[68] Aliquoties prædicabat (Tiberius) exitio suo omniumque Caium vivere: et se natricem, serpentis id genus, populo romano, phaetontem orbi terrarum educere. (Suet. in vit. Cal.)

[69] Néron faisoit promener dans les rues de Rome ses chevaux couverts d’une robe de sénateur. Il arriva de-là que le peuple ne regarda plus ce vêtement auguste, que comme un caparaçon de cheval.

[70] Dans le temps de la république, le peuple croyoit que les arts ne devoient occuper que des esclaves. En perdant sa liberté, il conserva cette manière de penser, parce que les citoyens qui aspiroient à la tyrannie, lui faisant de grandes libéralités pour l’attacher à leur intérêts, il ne sentit ni sa misère, ni la nécessité de travailler. Les empereurs suivirent cet usage, et ils employèrent une partie de leurs rapines à lui donner des spectacles et des gratifications.

[71] Nec ulli genti sine justis et necessariis causis bellum intulit (Augustus) tantumque abfuit à cupiditate quoquo modo imperium vel bellicam gloriam augendi, ut quorumdam barbarorum principes in æde Martis ultoris jurare coegerit, mansuros se in fide ac pace quam peterent. A quibusdam verò novum obsidum genus, fœminas exigere tentaverit; quod negligere Marium pignora sentiebat. (Suet. in vit. Aug.) Addideratque consilium coercendi intrà terminos imperii. (Tac. Ann. l. 1.)

[72] Tous les historiens anciens sont pleins des vexations que les officiers des empereurs faisoient dans les provinces, d’où ils rapportoient des fortunes immenses.
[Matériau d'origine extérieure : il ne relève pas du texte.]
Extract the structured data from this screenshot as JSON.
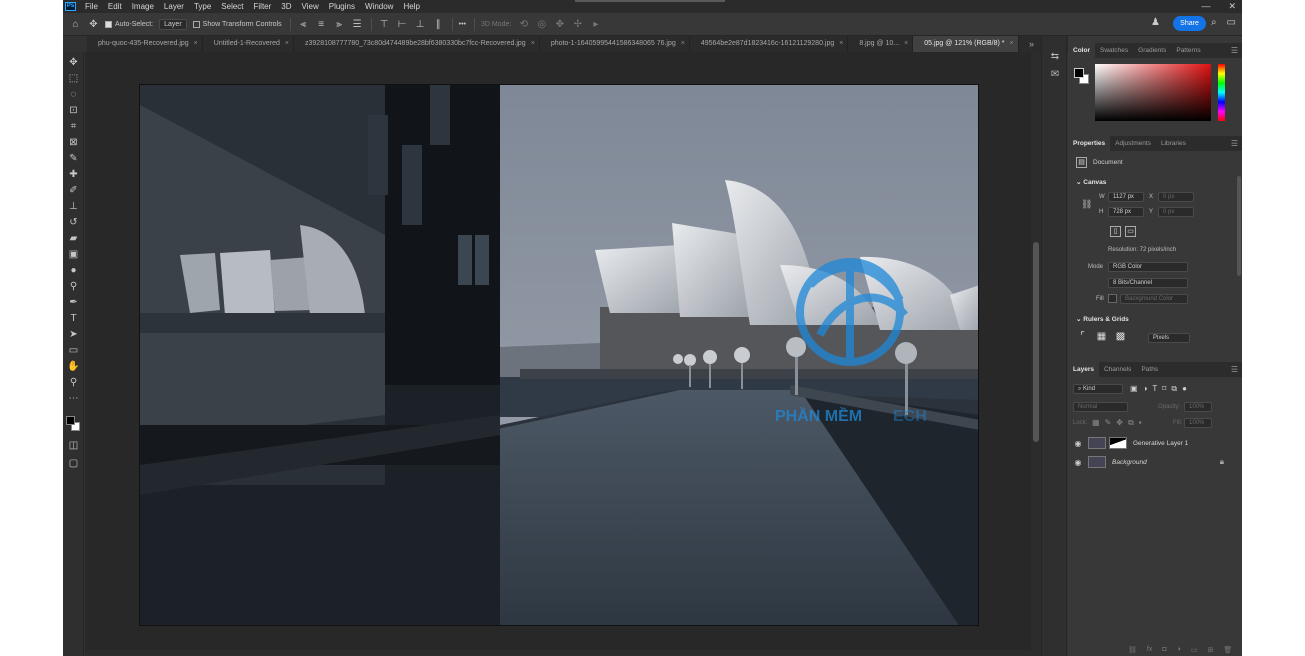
{
  "app": {
    "logo": "Ps"
  },
  "menu": [
    "File",
    "Edit",
    "Image",
    "Layer",
    "Type",
    "Select",
    "Filter",
    "3D",
    "View",
    "Plugins",
    "Window",
    "Help"
  ],
  "window_controls": {
    "minimize": "—",
    "close": "✕"
  },
  "options_bar": {
    "auto_select_label": "Auto-Select:",
    "auto_select_value": "Layer",
    "transform_controls_label": "Show Transform Controls",
    "more": "•••",
    "mode_3d": "3D Mode:",
    "share_label": "Share"
  },
  "tabs": [
    {
      "label": "phu-quoc-435-Recovered.jpg",
      "close": "×"
    },
    {
      "label": "Untitled-1-Recovered",
      "close": "×"
    },
    {
      "label": "z3928108777780_73c80d474489be28bf6380330bc7fcc-Recovered.jpg",
      "close": "×"
    },
    {
      "label": "photo-1-16405995441586348065 76.jpg",
      "close": "×"
    },
    {
      "label": "49564be2e87d1823416c-16121129280.jpg",
      "close": "×"
    },
    {
      "label": "8.jpg @ 10...",
      "close": "×"
    },
    {
      "label": "05.jpg @ 121% (RGB/8) *",
      "close": "×",
      "active": true
    }
  ],
  "tabs_more": "»",
  "tools": [
    "move-icon",
    "marquee-icon",
    "lasso-icon",
    "object-select-icon",
    "crop-icon",
    "frame-icon",
    "eyedropper-icon",
    "spot-heal-icon",
    "brush-icon",
    "stamp-icon",
    "history-brush-icon",
    "eraser-icon",
    "gradient-icon",
    "blur-icon",
    "dodge-icon",
    "pen-icon",
    "type-icon",
    "path-select-icon",
    "rectangle-icon",
    "hand-icon",
    "zoom-icon",
    "more-tools-icon"
  ],
  "watermark": {
    "text": "PHẦN MỀM",
    "text2": "ECH"
  },
  "color_panel": {
    "tabs": [
      "Color",
      "Swatches",
      "Gradients",
      "Patterns"
    ]
  },
  "properties_panel": {
    "tabs": [
      "Properties",
      "Adjustments",
      "Libraries"
    ],
    "doc_label": "Document",
    "canvas_title": "Canvas",
    "w_label": "W",
    "w_value": "1127 px",
    "h_label": "H",
    "h_value": "728 px",
    "x_label": "X",
    "x_value": "0 px",
    "y_label": "Y",
    "y_value": "0 px",
    "resolution": "Resolution: 72 pixels/inch",
    "mode_label": "Mode",
    "mode_value": "RGB Color",
    "depth_value": "8 Bits/Channel",
    "fill_label": "Fill",
    "fill_value": "Background Color",
    "rulers_title": "Rulers & Grids",
    "units_value": "Pixels"
  },
  "layers_panel": {
    "tabs": [
      "Layers",
      "Channels",
      "Paths"
    ],
    "kind_label": "Kind",
    "blend_mode": "Normal",
    "opacity_label": "Opacity:",
    "opacity_value": "100%",
    "lock_label": "Lock:",
    "fill_label": "Fill:",
    "fill_value": "100%",
    "layers": [
      {
        "name": "Generative Layer 1"
      },
      {
        "name": "Background"
      }
    ]
  }
}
Dion Cassius parle d’un certain Licinius, affranchi de César et gouverneur des Gaules sous le règne d’Auguste, qui imagina de partager l’année en quatorze mois, au lieu de douze, parce que les Gaulois payoient un certain tribut par mois. C’étoit une maxime de la politique de ce temps-là, qu’un peuple heureux est indocile, et que pour tenir la multitude dans la soumission, il falloit l’appauvrir.
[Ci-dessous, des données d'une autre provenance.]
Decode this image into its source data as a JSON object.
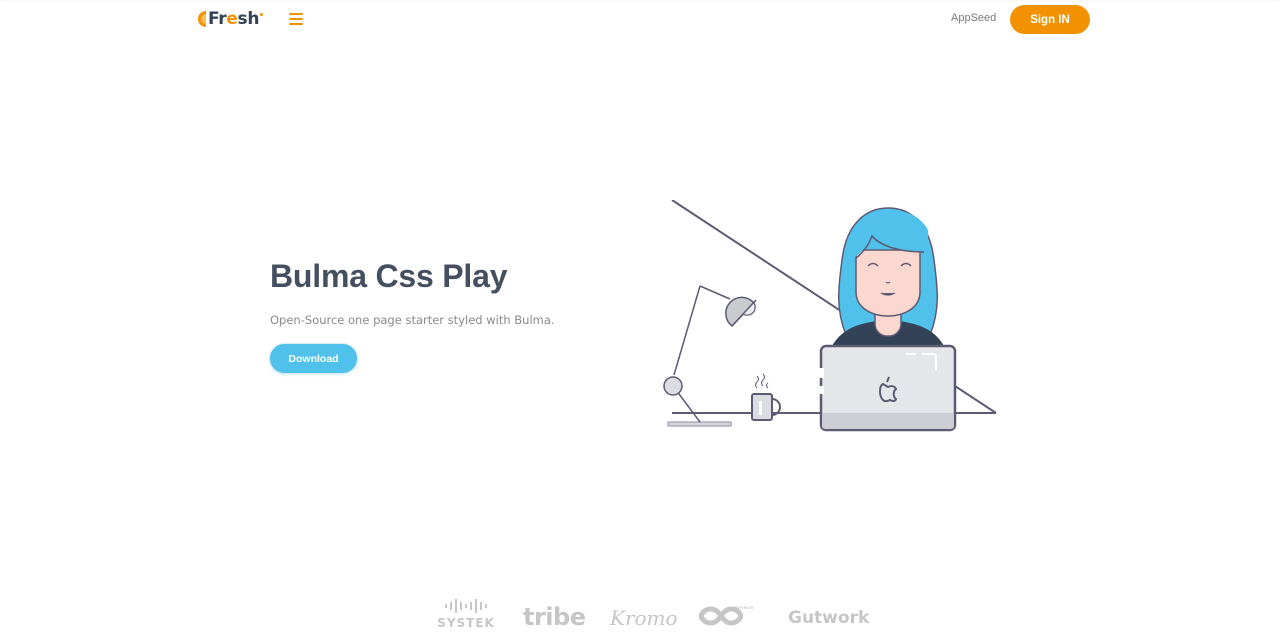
{
  "navbar": {
    "brand": {
      "prefix": "Fr",
      "accent": "e",
      "suffix": "sh"
    },
    "menu_icon": "hamburger-menu-icon",
    "links": [
      {
        "label": "AppSeed"
      }
    ],
    "signin_label": "Sign IN"
  },
  "hero": {
    "title": "Bulma Css Play",
    "subtitle": "Open-Source one page starter styled with Bulma.",
    "download_label": "Download",
    "illustration": "woman-at-desk-with-laptop-lamp-and-mug"
  },
  "clients": {
    "logos": [
      {
        "name": "SYSTEK"
      },
      {
        "name": "tribe"
      },
      {
        "name": "Kromo"
      },
      {
        "name": "INFINITE"
      },
      {
        "name": "Gutwork"
      }
    ]
  },
  "colors": {
    "primary": "#F39200",
    "accent_blue": "#4FC1EA",
    "heading": "#444F60",
    "logo_gray": "#C6C6C6"
  }
}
[73] Multa seditionis ora vocesque; suâ in manu sitam rem romanam, suis victoriis augeri Rempublicam in suum cognomentum adcisci imperatores..... fuere etiam qui legatam à divo Augusto pecuniam reposcerent, faustis in Germanicum omnibus, et si vellet imperium promtos ostentavere. (Tac. Ann. l. 1.)

[74] Voyez dans Tacite comment ces généraux se comportèrent pour appaiser la révolte de leurs armées, tandis qu’ils pouvoient en profiter pour usurper l’empire.
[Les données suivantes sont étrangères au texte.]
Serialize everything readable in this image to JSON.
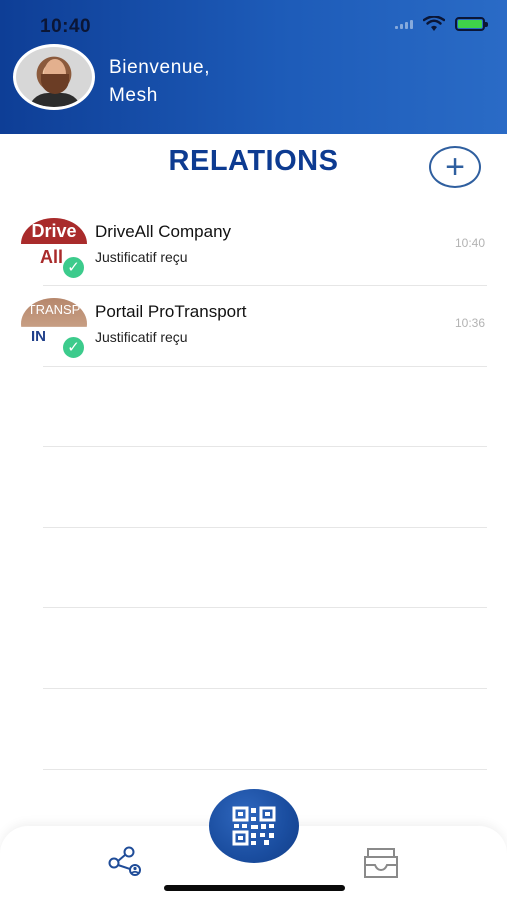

[75] Néron ne fit aucune attention aux nouvelles qui lui apprirent la révolte de son armée; il se contenta de mettre à prix la tête de Vindex. Il assembla dans ces circonstances le sénat, et ne lui fit part que d’une découverte qu’il avoit faite, et qui devoit faire rendre à l’hydraule des sons plus forts et plus harmonieux. Voyant ensuite que les légions de Germanie se joignoient à celles des Gaules, il désespéra de conserver l’empire, et médita, dit-on, de se retirer en Egypte, espérant d’y gagner sa vie, en montrant à jouer de la lyre.

[76] Evulgato imperii arcano, posse principem alibi quam Romæ fieri. (Tac. Hist. l. 1.)

[77] Sententiam militum secuta patrum consulta. (Tac. Ann. l. 12.) Indè raptim appellatis militibus ad curiam delatus est. (Suet. in vit. Ner.)